Why Is It An Appealing Option For Companies Looking To Go Public?
SPAC is appetizing for companies looking to go public. It can shorten the process to go public compared to traditional IPOs, alleviating associated risks, by gaining capital from public-equity investors. Going public via traditional IPO is a risky business, with volatile prices changing even the hours prior to shares trading. Predicting the share price that people will trade on the market is difficult to gauge as well. Some are claiming that the shortened time frame for private firms to become public is a backdoor route, jumping regulatory hurdles. Seagram said “If you have a standard IPO process, it takes anywhere between eight to 10 months to go public, but with SPAC you can go public faster. So you get around the regulatory framework, that is why I call it an arbitrage on regulation”.
Going public via SPAC is also appealing as it allows private firms to talk up their business. The valuation is determined behind closed curtains prior to the deal being announced. However, SEC (U.S Securities and Exchange Commission) warned: “sponsors may have conflicts of interest so their economic interests in the SPAC may differ from shareholders. Investors should carefully consider these risks”.
The prices of the stock change in three stages, after the SPAC IPO, after its merger has been announced (swings based on how investors perceive the deal), and after the merger has been completed (based on new merger company outlook).
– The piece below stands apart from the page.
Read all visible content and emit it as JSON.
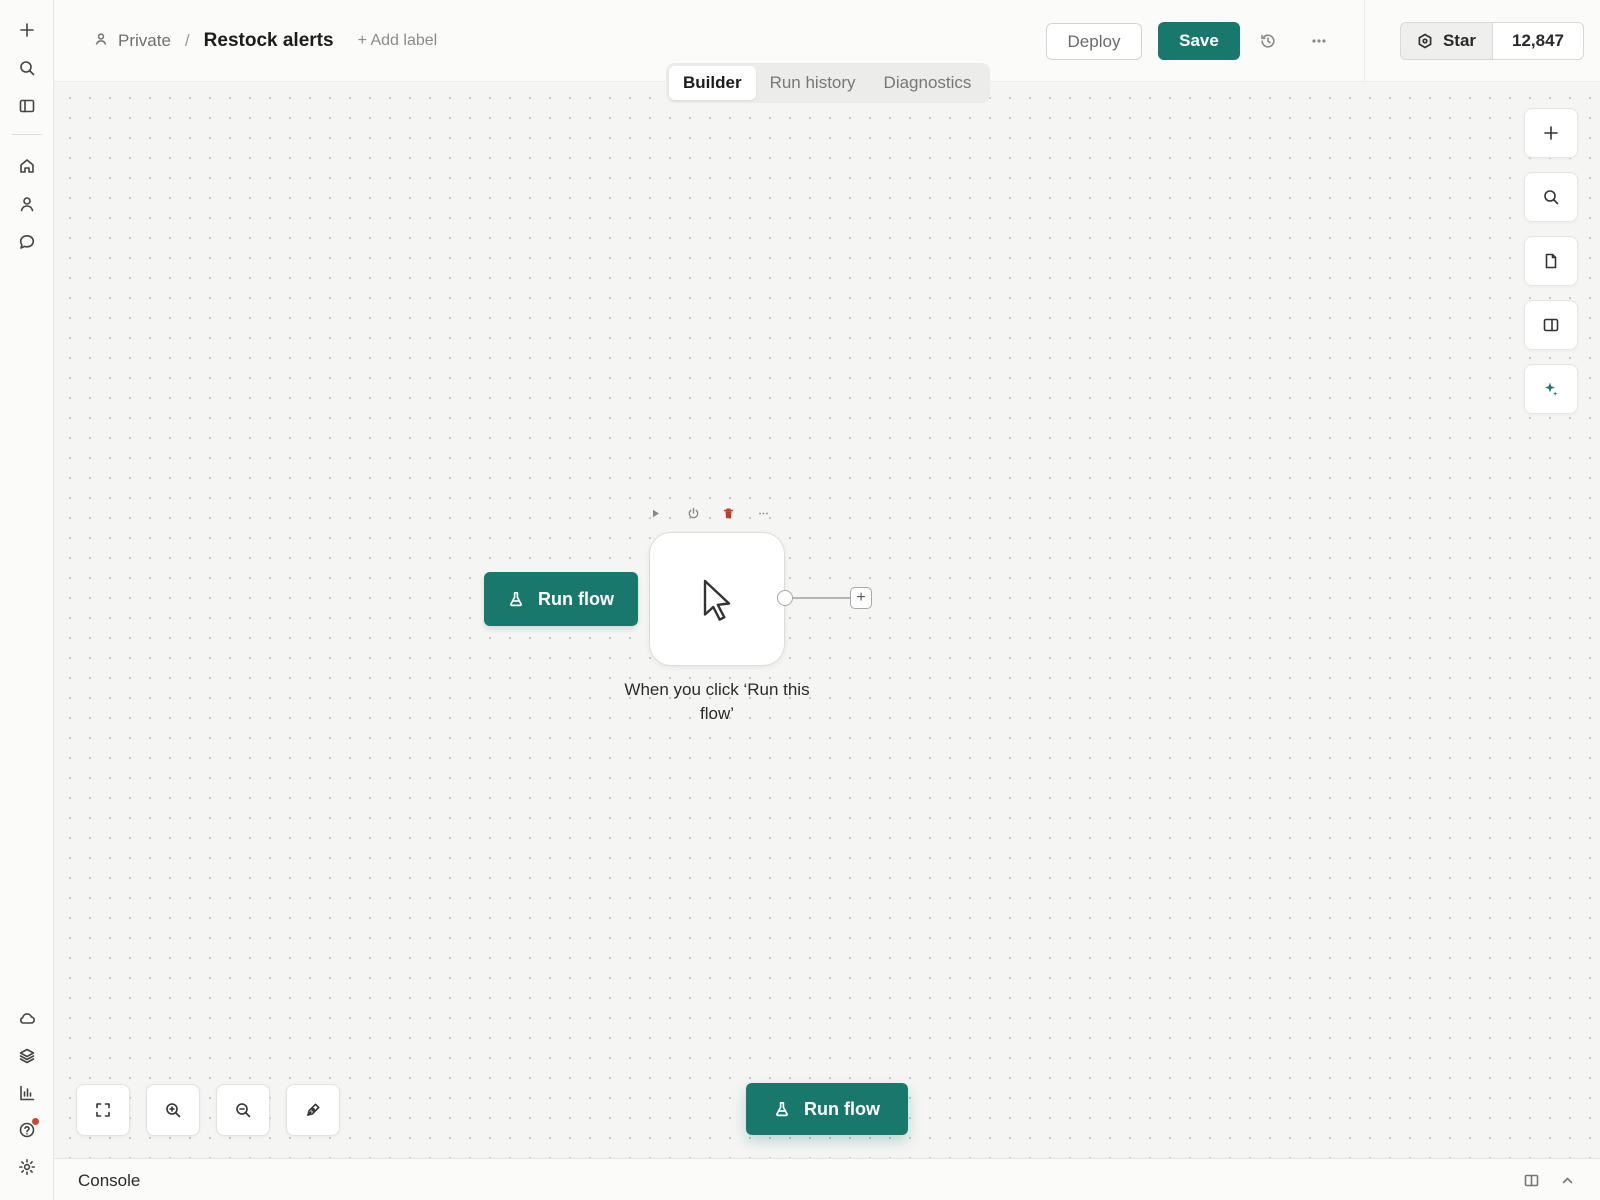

Electric vehicle startup, Canoo Inc, utilized a SPAC merger to go public, which pushed the shares from $10.20 to $22. After the dust settled, its share price dropped to $9.70 each, decreasing in value drastically compared to a few months prior. Harris Arch from Dupont Capital said, “There’s certainly a healthy debate of skepticism on whether SPACs can achieve those projections that a lot of times are very optimistic, especially for companies that don’t have revenue”.
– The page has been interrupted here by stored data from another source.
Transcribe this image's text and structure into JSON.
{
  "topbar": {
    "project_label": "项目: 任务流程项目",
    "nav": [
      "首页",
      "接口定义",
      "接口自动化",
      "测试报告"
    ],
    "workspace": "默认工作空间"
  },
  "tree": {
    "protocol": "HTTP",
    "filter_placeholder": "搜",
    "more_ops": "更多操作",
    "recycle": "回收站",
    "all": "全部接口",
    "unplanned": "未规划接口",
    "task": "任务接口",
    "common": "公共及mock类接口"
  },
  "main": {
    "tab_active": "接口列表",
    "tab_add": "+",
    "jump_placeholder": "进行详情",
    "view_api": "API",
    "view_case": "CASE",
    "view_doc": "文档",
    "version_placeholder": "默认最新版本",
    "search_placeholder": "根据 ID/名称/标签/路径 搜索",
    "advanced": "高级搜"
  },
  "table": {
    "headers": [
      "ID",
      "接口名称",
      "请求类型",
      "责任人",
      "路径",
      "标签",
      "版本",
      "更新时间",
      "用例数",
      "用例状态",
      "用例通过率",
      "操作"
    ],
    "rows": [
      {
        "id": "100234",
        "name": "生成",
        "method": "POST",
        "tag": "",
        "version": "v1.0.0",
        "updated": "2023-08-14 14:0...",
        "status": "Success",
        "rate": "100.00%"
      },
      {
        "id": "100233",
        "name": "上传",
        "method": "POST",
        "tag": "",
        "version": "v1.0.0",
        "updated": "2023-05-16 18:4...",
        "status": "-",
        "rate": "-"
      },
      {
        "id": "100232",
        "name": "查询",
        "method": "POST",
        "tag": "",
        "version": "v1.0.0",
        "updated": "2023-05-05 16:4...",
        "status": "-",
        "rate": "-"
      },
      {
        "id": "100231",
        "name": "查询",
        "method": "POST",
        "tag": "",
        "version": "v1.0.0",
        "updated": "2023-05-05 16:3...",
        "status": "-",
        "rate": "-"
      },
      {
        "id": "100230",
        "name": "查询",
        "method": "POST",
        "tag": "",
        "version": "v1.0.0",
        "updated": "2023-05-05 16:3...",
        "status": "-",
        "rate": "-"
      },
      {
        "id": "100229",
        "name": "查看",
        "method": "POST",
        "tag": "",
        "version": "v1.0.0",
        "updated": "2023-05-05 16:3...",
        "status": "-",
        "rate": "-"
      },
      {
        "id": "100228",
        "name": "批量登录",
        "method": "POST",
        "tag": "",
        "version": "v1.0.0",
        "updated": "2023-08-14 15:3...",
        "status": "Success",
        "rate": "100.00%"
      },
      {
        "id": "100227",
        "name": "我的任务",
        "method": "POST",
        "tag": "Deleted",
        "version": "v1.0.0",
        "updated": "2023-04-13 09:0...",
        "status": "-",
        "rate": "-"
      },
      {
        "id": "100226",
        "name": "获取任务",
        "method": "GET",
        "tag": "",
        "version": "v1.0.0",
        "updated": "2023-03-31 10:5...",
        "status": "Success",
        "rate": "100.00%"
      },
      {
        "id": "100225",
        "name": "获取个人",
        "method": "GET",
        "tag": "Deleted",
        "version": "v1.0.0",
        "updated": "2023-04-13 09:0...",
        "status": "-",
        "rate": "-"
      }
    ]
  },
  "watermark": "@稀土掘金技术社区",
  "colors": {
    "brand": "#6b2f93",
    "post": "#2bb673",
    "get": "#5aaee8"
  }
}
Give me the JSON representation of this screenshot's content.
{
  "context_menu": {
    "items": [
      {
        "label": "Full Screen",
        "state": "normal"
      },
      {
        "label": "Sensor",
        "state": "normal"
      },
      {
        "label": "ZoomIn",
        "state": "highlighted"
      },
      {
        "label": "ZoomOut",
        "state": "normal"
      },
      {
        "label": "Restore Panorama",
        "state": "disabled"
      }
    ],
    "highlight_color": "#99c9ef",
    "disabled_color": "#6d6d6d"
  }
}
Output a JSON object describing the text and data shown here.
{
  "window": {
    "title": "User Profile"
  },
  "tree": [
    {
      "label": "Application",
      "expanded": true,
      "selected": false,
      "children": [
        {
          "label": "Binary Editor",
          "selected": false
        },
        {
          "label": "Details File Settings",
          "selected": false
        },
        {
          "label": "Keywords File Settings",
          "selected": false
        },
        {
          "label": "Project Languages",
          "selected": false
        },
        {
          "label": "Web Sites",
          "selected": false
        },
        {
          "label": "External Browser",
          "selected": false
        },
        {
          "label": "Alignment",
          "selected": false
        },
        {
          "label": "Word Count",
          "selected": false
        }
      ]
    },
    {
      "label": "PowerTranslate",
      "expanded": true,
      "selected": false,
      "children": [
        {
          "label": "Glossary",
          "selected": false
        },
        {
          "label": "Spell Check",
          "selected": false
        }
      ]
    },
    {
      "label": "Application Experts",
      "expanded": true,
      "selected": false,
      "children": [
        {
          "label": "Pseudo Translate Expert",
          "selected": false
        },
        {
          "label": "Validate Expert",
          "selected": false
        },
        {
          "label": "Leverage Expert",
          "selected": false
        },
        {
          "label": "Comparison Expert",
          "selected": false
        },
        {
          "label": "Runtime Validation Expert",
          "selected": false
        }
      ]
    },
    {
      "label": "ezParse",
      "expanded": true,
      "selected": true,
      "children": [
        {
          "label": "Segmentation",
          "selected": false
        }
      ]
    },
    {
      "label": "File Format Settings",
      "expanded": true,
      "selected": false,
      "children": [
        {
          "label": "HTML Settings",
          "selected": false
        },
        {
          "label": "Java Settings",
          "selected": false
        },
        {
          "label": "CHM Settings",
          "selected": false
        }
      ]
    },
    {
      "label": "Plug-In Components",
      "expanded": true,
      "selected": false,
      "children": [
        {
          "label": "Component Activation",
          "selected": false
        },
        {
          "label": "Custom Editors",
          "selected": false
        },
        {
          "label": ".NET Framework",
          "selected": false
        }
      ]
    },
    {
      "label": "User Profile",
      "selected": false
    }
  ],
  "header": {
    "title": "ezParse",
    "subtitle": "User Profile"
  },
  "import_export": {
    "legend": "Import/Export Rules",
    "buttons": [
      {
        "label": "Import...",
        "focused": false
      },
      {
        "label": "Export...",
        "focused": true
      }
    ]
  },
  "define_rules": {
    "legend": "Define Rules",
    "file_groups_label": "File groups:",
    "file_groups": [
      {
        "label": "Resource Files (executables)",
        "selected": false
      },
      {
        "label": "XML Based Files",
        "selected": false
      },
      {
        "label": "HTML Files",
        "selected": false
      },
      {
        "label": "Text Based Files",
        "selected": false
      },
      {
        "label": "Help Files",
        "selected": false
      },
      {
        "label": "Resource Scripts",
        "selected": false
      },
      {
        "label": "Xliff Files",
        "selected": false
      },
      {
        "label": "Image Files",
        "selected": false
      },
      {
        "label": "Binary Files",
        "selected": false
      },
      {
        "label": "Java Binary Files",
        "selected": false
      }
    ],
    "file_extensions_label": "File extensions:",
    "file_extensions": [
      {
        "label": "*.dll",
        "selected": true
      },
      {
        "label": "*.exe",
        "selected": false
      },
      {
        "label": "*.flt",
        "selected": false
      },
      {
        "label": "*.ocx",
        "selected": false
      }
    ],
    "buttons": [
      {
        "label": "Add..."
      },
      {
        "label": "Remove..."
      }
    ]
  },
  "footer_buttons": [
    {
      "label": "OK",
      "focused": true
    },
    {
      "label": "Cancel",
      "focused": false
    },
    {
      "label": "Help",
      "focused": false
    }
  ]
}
Will SPAC Gain More Traction Or Is It Just A Craze?
It is uncertain whether SPAC will continue to be prevalent and gain more traction into the future, or if it is a current craze. Ruth Saldanha said “SPAC sponsors still have an incentive to raise more SPACs while the market is receptive and hungry for growth given the clear economic benefits to these sponsors. However, given the pure number of SPACs in the market, we believe new SPAC IPO issuance will likely cool off over the next few months, as sponsors turn to completing deals with their active SPACs rather than raising new pools of capital until more clarity is available”.
SPAC is just one of the recent developments of the financial sector, as the field faces drastic reconstruction. Efficiency is highly valued in our current world, which is a reason why SPAC is attracting more attention. It may overturn traditional practices to become the formal method of going public.